Teksid Aluminum and MAGMA have established a long term relationship to achieve best quality cast components through advanced casting modeling capabilities.
In the late 1970s, Prof. Sergio Gallo, then the general manager of the Fiat foundry division, left for a business trip to the USA with a sample of an aluminum alloy cylinder head casting in his suitcase. The casting had been produced in the foundry at Carmagnola, a town 30 km south from Torino, Italy. At that time, car manufacturers were starting to think about weight reduction as an important factor for improving the fuel economy of vehicles due to oil price increases.
After proving the feasibility and cost effectiveness of mass produced aluminum alloy castings for light duty vehicle applications and the associated benefits in terms of weight reduction, cylinder head castings produced at the Carmagnola foundry began to be shipped to engine plants in the USA, soon to be followed by cylinder blocks.
After that, the aluminum division of the new company Teksid S.p.A., which originated through the combination of Fiat's iron and aluminum foundries, grew to one of the largest non-captive producer of aluminum cylinder head castings in the world in the late 1990s. In September 2002, Teksid S.p.A. sold its aluminum foundry business to a consortium of American investors. In August 2007, the Italian operation (Carmagnola plant) was reacquired by the Fiat Group while maintaining its own brand name Teksid Aluminum.
Present yearly production at the Carmagnola plant is around 19,000 tons of castings, mainly cylinder heads (over 1.5 millions parts), with a turnover of approximately 120 M€.

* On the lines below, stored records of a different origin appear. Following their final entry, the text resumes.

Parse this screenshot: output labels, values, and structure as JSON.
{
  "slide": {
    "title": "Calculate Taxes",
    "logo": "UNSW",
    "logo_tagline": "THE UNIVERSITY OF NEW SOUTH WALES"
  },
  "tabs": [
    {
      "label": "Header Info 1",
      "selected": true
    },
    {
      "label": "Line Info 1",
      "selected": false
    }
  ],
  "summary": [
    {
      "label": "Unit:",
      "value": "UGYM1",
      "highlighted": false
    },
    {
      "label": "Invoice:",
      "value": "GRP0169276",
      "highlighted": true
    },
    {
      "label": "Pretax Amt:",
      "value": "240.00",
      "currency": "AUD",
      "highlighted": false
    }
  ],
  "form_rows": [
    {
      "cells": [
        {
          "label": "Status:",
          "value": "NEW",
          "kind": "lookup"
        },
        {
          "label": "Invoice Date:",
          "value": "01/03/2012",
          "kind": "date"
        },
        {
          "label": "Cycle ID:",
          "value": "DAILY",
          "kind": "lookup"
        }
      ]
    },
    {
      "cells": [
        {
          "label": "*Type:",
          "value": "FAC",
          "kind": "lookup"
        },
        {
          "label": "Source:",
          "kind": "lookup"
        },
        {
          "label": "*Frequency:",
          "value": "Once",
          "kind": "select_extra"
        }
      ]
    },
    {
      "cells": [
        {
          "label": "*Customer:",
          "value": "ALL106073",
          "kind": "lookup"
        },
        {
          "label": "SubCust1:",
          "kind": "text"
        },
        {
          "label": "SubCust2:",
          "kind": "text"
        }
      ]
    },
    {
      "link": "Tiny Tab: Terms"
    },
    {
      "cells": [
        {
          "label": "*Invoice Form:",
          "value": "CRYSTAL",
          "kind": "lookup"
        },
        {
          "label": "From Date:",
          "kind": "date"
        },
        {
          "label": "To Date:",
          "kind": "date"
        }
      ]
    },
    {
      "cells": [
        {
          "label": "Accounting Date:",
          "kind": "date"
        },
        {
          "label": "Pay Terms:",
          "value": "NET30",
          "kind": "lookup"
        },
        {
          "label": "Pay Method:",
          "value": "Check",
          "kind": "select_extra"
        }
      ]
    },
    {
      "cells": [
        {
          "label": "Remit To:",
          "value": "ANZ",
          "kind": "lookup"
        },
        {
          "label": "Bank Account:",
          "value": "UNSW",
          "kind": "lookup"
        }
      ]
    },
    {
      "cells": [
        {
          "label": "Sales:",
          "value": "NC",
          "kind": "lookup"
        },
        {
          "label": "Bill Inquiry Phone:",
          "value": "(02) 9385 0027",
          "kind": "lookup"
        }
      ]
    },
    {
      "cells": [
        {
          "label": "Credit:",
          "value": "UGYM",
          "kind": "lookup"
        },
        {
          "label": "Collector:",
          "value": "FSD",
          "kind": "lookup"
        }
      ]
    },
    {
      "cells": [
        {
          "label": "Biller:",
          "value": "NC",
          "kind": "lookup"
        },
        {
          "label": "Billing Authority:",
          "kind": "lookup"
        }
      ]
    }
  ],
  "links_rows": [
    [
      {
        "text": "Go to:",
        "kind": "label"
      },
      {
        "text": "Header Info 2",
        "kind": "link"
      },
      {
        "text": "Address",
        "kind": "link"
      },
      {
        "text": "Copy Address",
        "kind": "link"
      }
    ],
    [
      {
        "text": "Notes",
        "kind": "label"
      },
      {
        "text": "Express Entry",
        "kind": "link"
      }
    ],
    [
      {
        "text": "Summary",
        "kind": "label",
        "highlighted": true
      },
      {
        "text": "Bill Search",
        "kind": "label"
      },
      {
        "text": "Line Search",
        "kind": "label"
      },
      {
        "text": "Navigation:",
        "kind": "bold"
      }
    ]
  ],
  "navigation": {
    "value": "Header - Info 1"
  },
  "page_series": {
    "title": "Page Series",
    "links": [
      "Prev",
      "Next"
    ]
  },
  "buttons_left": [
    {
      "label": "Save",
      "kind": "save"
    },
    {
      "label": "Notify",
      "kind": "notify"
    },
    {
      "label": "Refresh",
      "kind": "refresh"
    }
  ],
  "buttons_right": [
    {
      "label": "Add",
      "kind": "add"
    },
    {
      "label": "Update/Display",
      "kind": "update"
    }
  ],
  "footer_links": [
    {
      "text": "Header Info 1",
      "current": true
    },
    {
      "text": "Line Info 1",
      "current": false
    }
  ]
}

Casting process simulation done with MAGMA
The relationship between Teksid and MAGMA dates back to the beginning of the 1990s, when a group of engineers at Fiat Research (CRF) started to use the, at that time new, MAGMASOFT® code for the simulation of both aluminum and iron casting processes, supported by some Teksid foundry engineers.
The encouraging results of this pioneering work convinced Teksid to bring process simulation activities in-house with the acquisition of MAGMASOFT® licenses. Within a few years, the aluminum division installed a dedicated team of engineers coordinating simulation activities across the company, defining common methodologies, performing initial simulations for prototypes, and supporting the extension of these tools to other plants, in order to allow local resources to perform the final optimization of their casting process.
In recent years, MAGMA and Teksid Aluminum have continued their cooperation by participating into two European funded projects, IDEAL (2002-20059 and NADIA (2006-2010), aimed at the development of new methodologies for the design of light alloy components, the modeling of local properties of castings, and the integration of foundry process simulation and structural analysis tools.
The challenge of new generation cylinder heads…
Today’s cylinder head castings are very challenging products: due to high specific power ratings for new engines, operating temperatures can reach or exceed 250°C at the flame deck, resulting in thermal fatigue stresses; increasing combustion pressure peaks generate severe high cycle fatigue loads (especially in diesel engines) at the bottom of the cooling water jacket.
In addition, due to the introduction of sophisticated cooling circuits, as well as new combustion and advanced valve train actuation systems, the geometry of cylinder heads is becoming more and more complex. Precise control of the metal flow into the mold and of the solidification is required to provide a sound casting with an optimal distribution of microstructure to achieve properties capable of coping with these extreme operating conditions. A fine microstructure is required in the flame deck and around the combustion chambers to provide adequate strength and ductility to withstand the high thermo-mechanical loads found in those areas. The porosity level has to be kept as low as possible to ensure proper tightness of the internal cooling circuits of the head.
… and the answers coming from simulation
The analysis of filling, solidification and potential defects using MAGMASOFT® allows the engineer to evaluate, in advance of the actual manufacture of the mold, different geometrical options such as modifications to the casting, gating and feeding systems, combinations of process parameters, and mold cooling line layout and timing. In this way, time to market of new products can be shortened and development costs cut by dramatically reducing experimental tooling and process optimization.
New micromodeling tools, further developed in the EU projects, now also allow the prediction of local structures in the casting and to estimate its mechanical properties. Heat treatment effects on residual stresses can also be taken into account and be transferred to structural analysis codes.
Calculation speed is another critical factor for the success of process simulation that has dramatically improved. The initial installation at Teksid of MAGMASOFT® on UNIX workstations in the mid 1990s required almost a week for the complete simulation of the casting process of a cylinder head. The present multi-CPU Linux cluster architecture allows the same type of simulation (but with a much finer mesh) to be completed in a matter of hours.
Shortened calculation times allow the engineers to evaluate many more design and process parameter options and opens the way for the application of automated optimization tools that, together with the experience of the foundry engineers, will help to further improve the quality of castings.